The issues and challenges faced by the people from North East India living in Delhi and NCR
and now in other mega cities like Bangalore, Hyderabad, Mumbai, and Pune has become a
national issue and debated widely. The institutions like Jawaharlal Nehru Universities, Delhi
University, Jamia, Indira Gandhi Open Universities and Tata Institute of Social Sciences,
Mumbai have conducted various research projects on the issues faced by the North East
Indian migrants.
Now, The S. K. Women College in collaboration with Human Rights Alert, Manipur taking
up the issues faced by the North East Indian communities is the need of the hour. The
findings and outcome of this seminar, could become the social actor and indicator for the law
enforcing agencies and government to make laws, policies and develop plan of action by
Central and respective governments.
North East Support Centre & Helpline conducted a research during January and February
2011 under the title, North East Migration and Challenges in National Capital Cities. The
report of the project was released on International Womens day on 8 March 2011 and copies
were made available for public access.
The study was carried out through field interviews, questionnaire and literature research
methodologies. The respondents are from two sources First, 107 respondents from field
interviews and questionnaire and second from 96 victims who have reported to North East
Support Centre and Helpline during 2005 2011.
The purpose of the study was to explore the trend of North East Indian migration and
challenges faced in Delhi and NCR through an academic research project. The study
recommended for law enforcing agents and concerned governments to introduce suitable
laws, policies, and plan of actions and implement them to end sexual violence, racial
discrimination, and challenges of human trafficking faced by North East India communities.

THE NORTH EAST INDIA IN NATIONAL SCENARIO


The hate rumour against the people from North East India living in mega cities has caused the
panic among the entire North East communities and fled for life. The situation became worse
in spite of the repeated assurance by Indian parliament and state governments.

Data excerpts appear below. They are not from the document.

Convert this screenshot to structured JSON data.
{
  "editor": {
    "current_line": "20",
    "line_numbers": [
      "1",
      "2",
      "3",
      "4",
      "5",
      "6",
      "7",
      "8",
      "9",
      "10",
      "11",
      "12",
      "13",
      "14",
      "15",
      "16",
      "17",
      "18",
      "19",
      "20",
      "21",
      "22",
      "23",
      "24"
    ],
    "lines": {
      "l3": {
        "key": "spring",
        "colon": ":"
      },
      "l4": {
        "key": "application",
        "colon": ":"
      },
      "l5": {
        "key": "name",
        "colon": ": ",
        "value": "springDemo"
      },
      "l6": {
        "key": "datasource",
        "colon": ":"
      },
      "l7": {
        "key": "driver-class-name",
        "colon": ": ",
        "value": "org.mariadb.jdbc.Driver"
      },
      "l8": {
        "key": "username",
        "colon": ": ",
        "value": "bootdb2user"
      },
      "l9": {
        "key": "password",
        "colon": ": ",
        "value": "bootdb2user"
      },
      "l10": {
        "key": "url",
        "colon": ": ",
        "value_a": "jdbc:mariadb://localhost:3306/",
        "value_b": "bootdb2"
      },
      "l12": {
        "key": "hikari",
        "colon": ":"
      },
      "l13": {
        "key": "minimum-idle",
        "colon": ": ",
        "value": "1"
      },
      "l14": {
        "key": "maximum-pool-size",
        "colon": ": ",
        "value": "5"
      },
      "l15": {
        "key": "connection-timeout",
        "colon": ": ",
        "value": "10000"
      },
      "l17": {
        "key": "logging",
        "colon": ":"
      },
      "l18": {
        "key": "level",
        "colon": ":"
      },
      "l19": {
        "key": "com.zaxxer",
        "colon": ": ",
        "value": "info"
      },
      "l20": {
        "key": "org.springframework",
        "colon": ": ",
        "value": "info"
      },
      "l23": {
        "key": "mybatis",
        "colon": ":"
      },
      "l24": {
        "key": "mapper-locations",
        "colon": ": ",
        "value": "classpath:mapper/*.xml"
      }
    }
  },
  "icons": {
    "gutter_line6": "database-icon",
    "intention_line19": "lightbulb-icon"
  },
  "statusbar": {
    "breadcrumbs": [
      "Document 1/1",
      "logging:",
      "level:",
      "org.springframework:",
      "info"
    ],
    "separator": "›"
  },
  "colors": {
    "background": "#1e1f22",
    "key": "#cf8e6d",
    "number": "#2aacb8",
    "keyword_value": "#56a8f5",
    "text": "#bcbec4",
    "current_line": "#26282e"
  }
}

There are invisible communal forces behind the hate rumour. The intention of the invisible
communal forces was to defame the certain minority communities and provoke for a
communal clash among the different communities in India. The nation has witnessed similar
intentions in the past. The Hindutva forces planted bombs to defame Muslim communities.
Times of India reports that 20% of the hate rumour against the people from North East India
were posted in the blogs belong to Hindutva forces.The hate rumour has left a deep wound
that will remain unhealed for long time. There has been a massive social profiling and attack
on North East people for last many years. The government machineries were not able to stop,
the crimes increased, first in Delhi and NCR, now expanded to mega cities and all over the
country.
Delhi has become a rape and unsafe capital for women, particularly those working at night.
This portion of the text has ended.